La loi du 2 mars 1982 précise également que les pouvoirs du préfet s'exercent « sans préjudice des missions de la gendarmerie nationale relevant de la défense nationale ». En dehors du domaine proprement militaire, ses pouvoirs ne sont donc plus limités par le respect « des textes relatifs à la gendarmerie nationale ».

Le préfet dirige ainsi de la même manière l'action de la police et celle de la gendarmerie en matière d'ordre public et de police administrative .

Ces évolutions législatives de 2003 étaient déjà porteuses d'une atténuation de deux principes fondamentaux régissant la gendarmerie :

- le principe de l'obéissance hiérarchique à son supérieur ;

- le principe de la non-ingérence des autorités administratives dans son organisation intérieure posé par l'article 66 du décret du 20 mai 1903 .
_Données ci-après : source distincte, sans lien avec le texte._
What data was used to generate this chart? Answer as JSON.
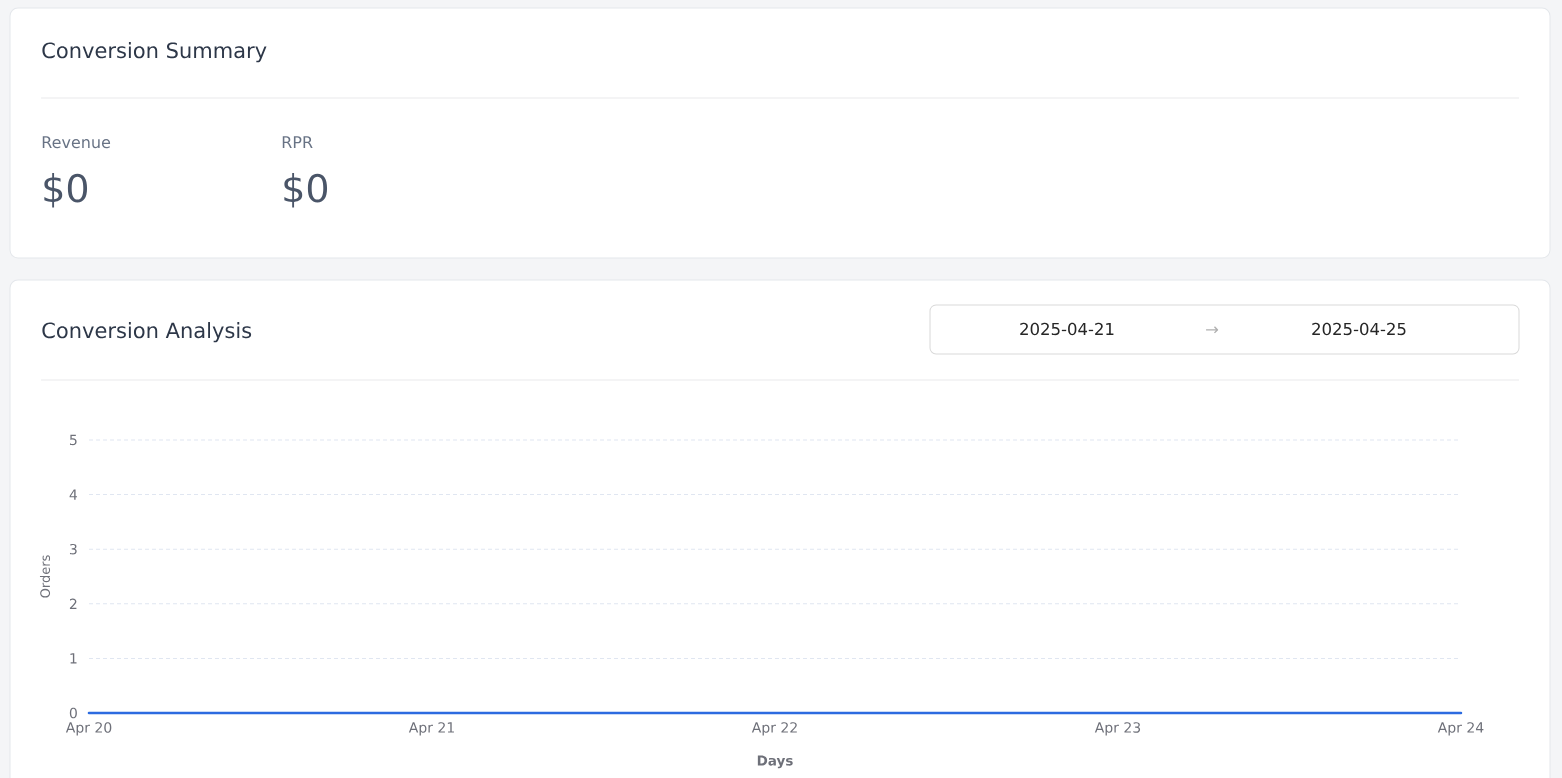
{
  "chart_data": [
    {
      "type": "other",
      "title": "Conversion Summary",
      "annotations": [
        "Revenue",
        "$0",
        "RPR",
        "$0"
      ]
    },
    {
      "type": "line",
      "title": "Conversion Analysis",
      "annotations": [
        "2025-04-21",
        "→",
        "2025-04-25"
      ],
      "xlabel": "Days",
      "ylabel": "Orders",
      "categories": [
        "Apr 20",
        "Apr 21",
        "Apr 22",
        "Apr 23",
        "Apr 24"
      ],
      "series": [
        {
          "color": "#2c6be0",
          "values": [
            0,
            0,
            0,
            0,
            0
          ]
        }
      ],
      "ylim": [
        0,
        5
      ],
      "yticks": [
        0,
        1,
        2,
        3,
        4,
        5
      ],
      "grid": "y",
      "marker": "none",
      "line_style": "solid"
    }
  ]
}
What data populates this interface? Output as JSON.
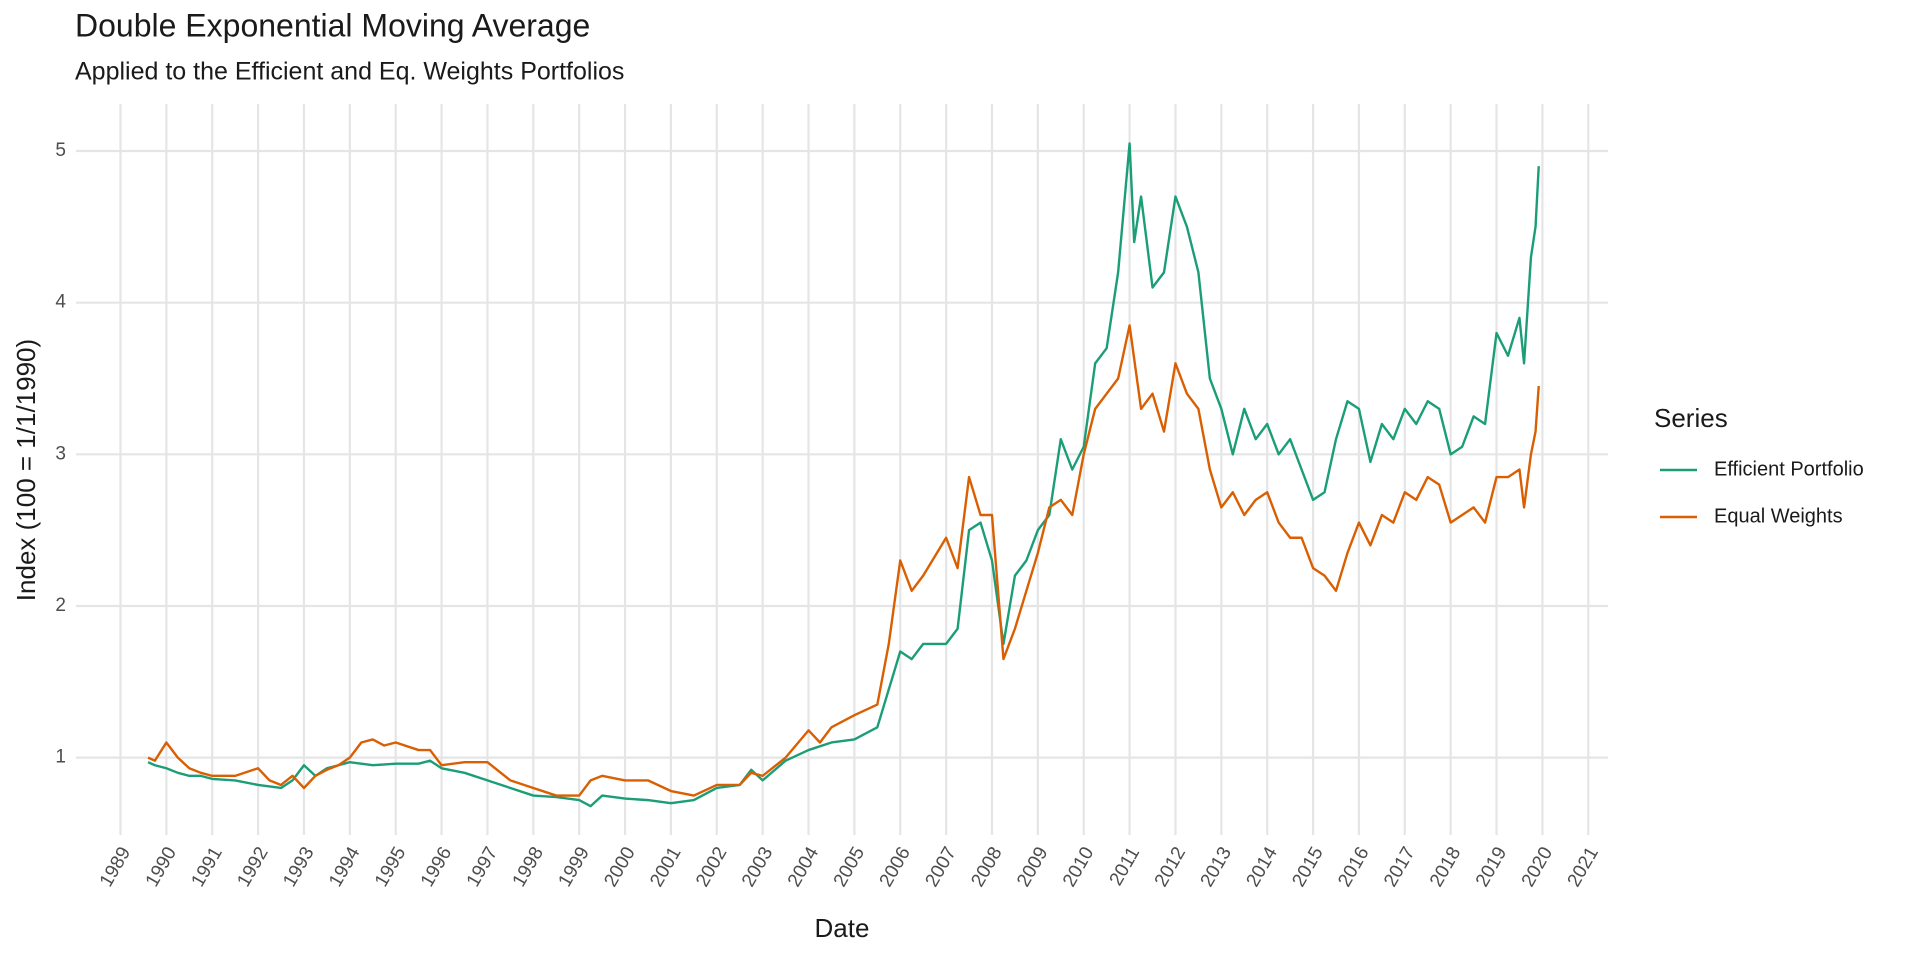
{
  "chart_data": {
    "type": "line",
    "title": "Double Exponential Moving Average",
    "subtitle": "Applied to the Efficient and Eq. Weights Portfolios",
    "x_label": "Date",
    "y_label": "Index (100 = 1/1/1990)",
    "legend_title": "Series",
    "legend": "right",
    "grid": true,
    "xlim": [
      1988.03,
      2021.43
    ],
    "xticks": [
      1989,
      1990,
      1991,
      1992,
      1993,
      1994,
      1995,
      1996,
      1997,
      1998,
      1999,
      2000,
      2001,
      2002,
      2003,
      2004,
      2005,
      2006,
      2007,
      2008,
      2009,
      2010,
      2011,
      2012,
      2013,
      2014,
      2015,
      2016,
      2017,
      2018,
      2019,
      2020,
      2021
    ],
    "ylim": [
      0.49,
      5.31
    ],
    "yticks": [
      1,
      2,
      3,
      4,
      5
    ],
    "series": [
      {
        "name": "Efficient Portfolio",
        "color": "#1b9e77",
        "x": [
          1989.6,
          1989.75,
          1990.0,
          1990.25,
          1990.5,
          1990.75,
          1991.0,
          1991.5,
          1992.0,
          1992.5,
          1992.75,
          1993.0,
          1993.25,
          1993.5,
          1993.75,
          1994.0,
          1994.5,
          1995.0,
          1995.5,
          1995.75,
          1996.0,
          1996.5,
          1997.0,
          1997.5,
          1998.0,
          1998.5,
          1999.0,
          1999.25,
          1999.5,
          2000.0,
          2000.5,
          2001.0,
          2001.5,
          2002.0,
          2002.5,
          2002.75,
          2003.0,
          2003.5,
          2004.0,
          2004.5,
          2005.0,
          2005.5,
          2005.75,
          2006.0,
          2006.25,
          2006.5,
          2007.0,
          2007.25,
          2007.5,
          2007.75,
          2008.0,
          2008.25,
          2008.5,
          2008.75,
          2009.0,
          2009.25,
          2009.5,
          2009.75,
          2010.0,
          2010.25,
          2010.5,
          2010.75,
          2011.0,
          2011.1,
          2011.25,
          2011.5,
          2011.75,
          2012.0,
          2012.25,
          2012.5,
          2012.75,
          2013.0,
          2013.25,
          2013.5,
          2013.75,
          2014.0,
          2014.25,
          2014.5,
          2014.75,
          2015.0,
          2015.25,
          2015.5,
          2015.75,
          2016.0,
          2016.25,
          2016.5,
          2016.75,
          2017.0,
          2017.25,
          2017.5,
          2017.75,
          2018.0,
          2018.25,
          2018.5,
          2018.75,
          2019.0,
          2019.25,
          2019.5,
          2019.6,
          2019.75,
          2019.85,
          2019.92
        ],
        "values": [
          0.97,
          0.95,
          0.93,
          0.9,
          0.88,
          0.88,
          0.86,
          0.85,
          0.82,
          0.8,
          0.85,
          0.95,
          0.88,
          0.93,
          0.95,
          0.97,
          0.95,
          0.96,
          0.96,
          0.98,
          0.93,
          0.9,
          0.85,
          0.8,
          0.75,
          0.74,
          0.72,
          0.68,
          0.75,
          0.73,
          0.72,
          0.7,
          0.72,
          0.8,
          0.82,
          0.92,
          0.85,
          0.98,
          1.05,
          1.1,
          1.12,
          1.2,
          1.45,
          1.7,
          1.65,
          1.75,
          1.75,
          1.85,
          2.5,
          2.55,
          2.3,
          1.75,
          2.2,
          2.3,
          2.5,
          2.6,
          3.1,
          2.9,
          3.05,
          3.6,
          3.7,
          4.2,
          5.05,
          4.4,
          4.7,
          4.1,
          4.2,
          4.7,
          4.5,
          4.2,
          3.5,
          3.3,
          3.0,
          3.3,
          3.1,
          3.2,
          3.0,
          3.1,
          2.9,
          2.7,
          2.75,
          3.1,
          3.35,
          3.3,
          2.95,
          3.2,
          3.1,
          3.3,
          3.2,
          3.35,
          3.3,
          3.0,
          3.05,
          3.25,
          3.2,
          3.8,
          3.65,
          3.9,
          3.6,
          4.3,
          4.5,
          4.9
        ]
      },
      {
        "name": "Equal Weights",
        "color": "#d95f02",
        "x": [
          1989.6,
          1989.75,
          1990.0,
          1990.25,
          1990.5,
          1990.75,
          1991.0,
          1991.5,
          1992.0,
          1992.25,
          1992.5,
          1992.75,
          1993.0,
          1993.25,
          1993.5,
          1993.75,
          1994.0,
          1994.25,
          1994.5,
          1994.75,
          1995.0,
          1995.5,
          1995.75,
          1996.0,
          1996.5,
          1997.0,
          1997.5,
          1998.0,
          1998.5,
          1999.0,
          1999.25,
          1999.5,
          2000.0,
          2000.5,
          2001.0,
          2001.5,
          2002.0,
          2002.5,
          2002.75,
          2003.0,
          2003.5,
          2004.0,
          2004.25,
          2004.5,
          2005.0,
          2005.5,
          2005.75,
          2006.0,
          2006.25,
          2006.5,
          2007.0,
          2007.25,
          2007.5,
          2007.75,
          2008.0,
          2008.25,
          2008.5,
          2008.75,
          2009.0,
          2009.25,
          2009.5,
          2009.75,
          2010.0,
          2010.25,
          2010.5,
          2010.75,
          2011.0,
          2011.25,
          2011.5,
          2011.75,
          2012.0,
          2012.25,
          2012.5,
          2012.75,
          2013.0,
          2013.25,
          2013.5,
          2013.75,
          2014.0,
          2014.25,
          2014.5,
          2014.75,
          2015.0,
          2015.25,
          2015.5,
          2015.75,
          2016.0,
          2016.25,
          2016.5,
          2016.75,
          2017.0,
          2017.25,
          2017.5,
          2017.75,
          2018.0,
          2018.25,
          2018.5,
          2018.75,
          2019.0,
          2019.25,
          2019.5,
          2019.6,
          2019.75,
          2019.85,
          2019.92
        ],
        "values": [
          1.0,
          0.98,
          1.1,
          1.0,
          0.93,
          0.9,
          0.88,
          0.88,
          0.93,
          0.85,
          0.82,
          0.88,
          0.8,
          0.88,
          0.92,
          0.95,
          1.0,
          1.1,
          1.12,
          1.08,
          1.1,
          1.05,
          1.05,
          0.95,
          0.97,
          0.97,
          0.85,
          0.8,
          0.75,
          0.75,
          0.85,
          0.88,
          0.85,
          0.85,
          0.78,
          0.75,
          0.82,
          0.82,
          0.9,
          0.88,
          1.0,
          1.18,
          1.1,
          1.2,
          1.28,
          1.35,
          1.75,
          2.3,
          2.1,
          2.2,
          2.45,
          2.25,
          2.85,
          2.6,
          2.6,
          1.65,
          1.85,
          2.1,
          2.35,
          2.65,
          2.7,
          2.6,
          3.0,
          3.3,
          3.4,
          3.5,
          3.85,
          3.3,
          3.4,
          3.15,
          3.6,
          3.4,
          3.3,
          2.9,
          2.65,
          2.75,
          2.6,
          2.7,
          2.75,
          2.55,
          2.45,
          2.45,
          2.25,
          2.2,
          2.1,
          2.35,
          2.55,
          2.4,
          2.6,
          2.55,
          2.75,
          2.7,
          2.85,
          2.8,
          2.55,
          2.6,
          2.65,
          2.55,
          2.85,
          2.85,
          2.9,
          2.65,
          3.0,
          3.15,
          3.45
        ]
      }
    ]
  }
}
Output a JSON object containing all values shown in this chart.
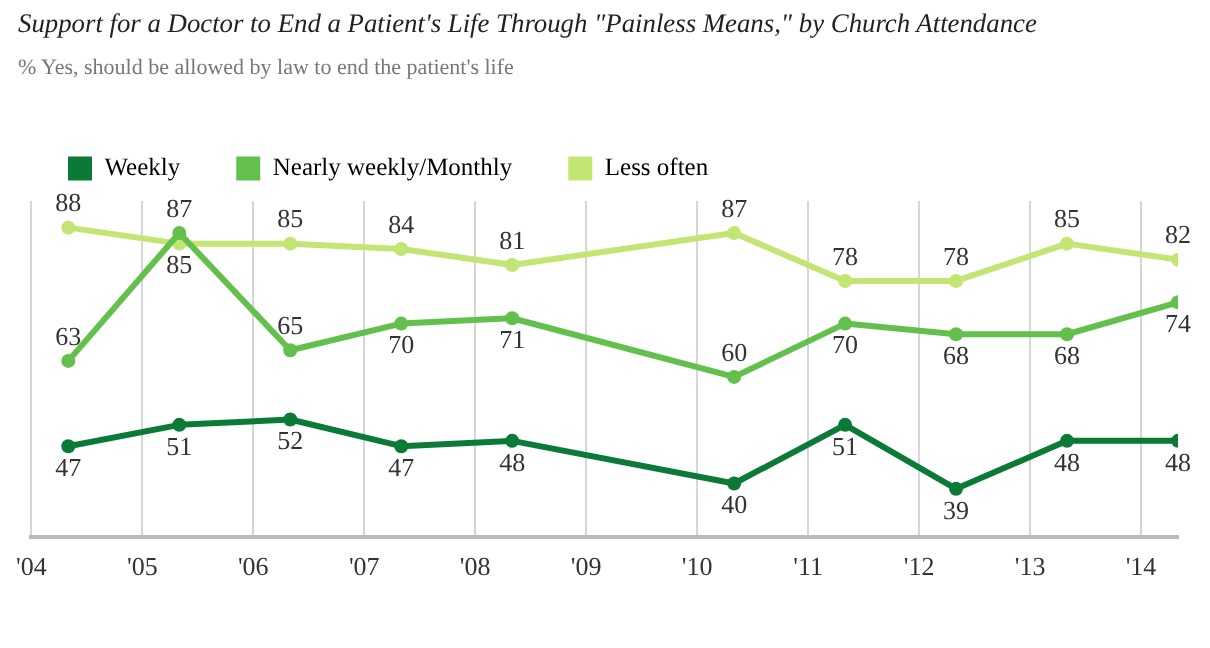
{
  "chart_data": {
    "type": "line",
    "title": "Support for a Doctor to End a Patient's Life Through \"Painless Means,\" by Church Attendance",
    "subtitle": "% Yes, should be allowed by law to end the patient's life",
    "x": [
      "2004-05",
      "2005-05",
      "2006-05",
      "2007-05",
      "2008-05",
      "2010-05",
      "2011-05",
      "2012-05",
      "2013-05",
      "2014-05"
    ],
    "series": [
      {
        "name": "Weekly",
        "color": "#0a7a36",
        "values": [
          47,
          51,
          52,
          47,
          48,
          40,
          51,
          39,
          48,
          48
        ]
      },
      {
        "name": "Nearly weekly/Monthly",
        "color": "#63c04d",
        "values": [
          63,
          87,
          65,
          70,
          71,
          60,
          70,
          68,
          68,
          74
        ]
      },
      {
        "name": "Less often",
        "color": "#c2e574",
        "values": [
          88,
          85,
          85,
          84,
          81,
          87,
          78,
          78,
          85,
          82
        ]
      }
    ],
    "xlim": [
      "2004-01",
      "2014-05"
    ],
    "xticks": [
      {
        "value": "2004",
        "label": "'04"
      },
      {
        "value": "2005",
        "label": "'05"
      },
      {
        "value": "2006",
        "label": "'06"
      },
      {
        "value": "2007",
        "label": "'07"
      },
      {
        "value": "2008",
        "label": "'08"
      },
      {
        "value": "2009",
        "label": "'09"
      },
      {
        "value": "2010",
        "label": "'10"
      },
      {
        "value": "2011",
        "label": "'11"
      },
      {
        "value": "2012",
        "label": "'12"
      },
      {
        "value": "2013",
        "label": "'13"
      },
      {
        "value": "2014",
        "label": "'14"
      }
    ],
    "ylim": [
      30,
      93
    ],
    "tick_labels": "x",
    "grid": "x",
    "legend": "top left",
    "marker": "circle",
    "line_style": "solid",
    "data_labels": true
  }
}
Elles ne sont toutefois que la traduction au plan local du décret du 15 mai 2002 qui attribue au ministère de l'intérieur la responsabilité de l'emploi de la gendarmerie nationale 32 ( * ) .

II. Le projet de loi

Le présent article tend à tirer les conséquences de l'article 1 er du projet de loi qui rattache organiquement la gendarmerie nationale au ministre de l'intérieur. Il décline ce rattachement au niveau local en disposant que « les responsables locaux des unités (de la gendarmerie nationale) sont placés sous l'autorité » des préfets de département en matière d'ordre public et de police administrative 33 ( * ) .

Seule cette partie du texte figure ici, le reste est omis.